Thranduil spoke the ritual words. “To our great sorrow, the fëa of Sinnarn, son of the Woodland Realm, has fled to the Halls of Mandos to await the fate that Iluvatar has set for him.  He has no more need for the shell before us, and we send it to the air and the winds, but we keep Sinnarn in our hearts.” He took a torch from one of his attendants, lit it from an already lit one that had been thrust in the ground, and put it into Emmelin’s hand. Ithilden and Alfirin put their hands over hers, and together, they lit the pile of sweet branches upon which Sinnarn’s body lay.

Thranduil’s minstrel raised his voice in a song of mourning and all around Legolas other voices joined with his. They rose with the smoke into the starry sky, sending Sinnarn on his way to what Legolas hoped would be many moments of joy.

At length, the funeral was over, and people began to drift away. Thranduil came to take a wide-eyed Loriel from Eilian’s arms, and then started toward the palace with Eilian and Celuwen walking hand-in-hand behind him. Eilian stopped to speak to Ithilden, who drew Alfirin closer to him and fell in step behind Thranduil. Emmelin walked between her parents, who each had an arm around her. She had been staying in their cottage and would return there, although Legolas knew that Thranduil had invited her to stay in the palace.

Someone touched Legolas’s arm, and he turned to see Annael’s mother. Even in his grief, he smiled at her. He had loved this Elf-woman from the time he was small, and she had been one of those who coaxed him back into life after his mother died. “I am sorry for Emmelin,” he told her, as he embraced her.

Elowen nodded, but when she spoke it was not of her granddaughter or her granddaughter’s husband. “I do not know when I will see you again, Legolas, and I wanted to tell you goodbye.”

He frowned. “What do you mean ‘goodbye’? Where are you going?” She smiled, and abruptly, he understood. “You are sailing west,” he said, trying to hide his dismay.

She nodded. “I have been away from Annael’s adar for too long, and perhaps I will find him waiting for me.

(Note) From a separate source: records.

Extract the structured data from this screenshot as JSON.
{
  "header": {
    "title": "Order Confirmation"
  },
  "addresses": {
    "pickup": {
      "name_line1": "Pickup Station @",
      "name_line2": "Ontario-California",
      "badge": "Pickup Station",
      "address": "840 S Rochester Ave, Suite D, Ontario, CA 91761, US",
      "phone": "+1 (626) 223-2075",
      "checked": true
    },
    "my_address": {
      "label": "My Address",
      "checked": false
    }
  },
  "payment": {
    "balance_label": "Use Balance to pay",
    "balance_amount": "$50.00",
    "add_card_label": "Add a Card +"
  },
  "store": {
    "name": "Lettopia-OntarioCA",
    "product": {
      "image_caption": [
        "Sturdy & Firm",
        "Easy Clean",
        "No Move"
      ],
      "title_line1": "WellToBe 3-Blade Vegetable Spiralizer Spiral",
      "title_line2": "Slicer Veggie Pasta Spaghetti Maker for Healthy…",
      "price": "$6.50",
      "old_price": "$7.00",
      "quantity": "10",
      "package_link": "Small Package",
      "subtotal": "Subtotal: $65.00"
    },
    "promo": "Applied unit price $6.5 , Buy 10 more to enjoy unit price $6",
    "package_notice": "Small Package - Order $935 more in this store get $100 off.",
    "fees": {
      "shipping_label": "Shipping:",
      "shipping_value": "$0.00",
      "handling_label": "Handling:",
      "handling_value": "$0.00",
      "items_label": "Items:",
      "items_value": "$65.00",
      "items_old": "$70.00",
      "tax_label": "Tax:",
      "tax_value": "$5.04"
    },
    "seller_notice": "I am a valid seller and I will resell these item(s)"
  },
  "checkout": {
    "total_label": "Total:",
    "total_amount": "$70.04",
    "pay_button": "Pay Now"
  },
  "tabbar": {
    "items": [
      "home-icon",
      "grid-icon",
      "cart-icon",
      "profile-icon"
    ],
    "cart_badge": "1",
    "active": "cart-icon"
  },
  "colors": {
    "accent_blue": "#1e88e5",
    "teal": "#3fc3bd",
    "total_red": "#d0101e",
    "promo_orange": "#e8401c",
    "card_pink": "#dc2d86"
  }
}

Emmelin is going too.”

Legolas immediately saw how Elowen and Emmelin would comfort one another. “I am sorry to see you go, Elowen. I will miss you.”

She patted his cheek. “You will get along fine without me. And I like knowing that you will be a friend to Annael.” She looked at him soberly. “Take care, Legolas. The peace is ending. I know that you will do what you can to drive the Shadow away again. Indeed I know you must do that. But still, take care.”

“I will,” Legolas assured her, “and I will keep an eye on Annael too.”

She laughed. “How odd. He said the same thing about you.” She stretched to kiss his cheek, and he embraced her, kissed her brow, and let her go.

As he watched her disappear along the path to her cottage, he thought about the strength he had seen people show that day, even in the face of blinding sorrow. There was now an empty space among them in which Sinnarn had once stood, but his loss had not crushed them. They would struggle on. Eilian had described a creature that used fear as a weapon, one against which there seemed to be no defense. But there were forces stronger than fear: love, honor, duty, loyalty, and sometimes, sheer stubbornness. Among the Wood-elves, these qualities flourished.

He started home. The peace was ending, but they would face the future and fight the darkness back again.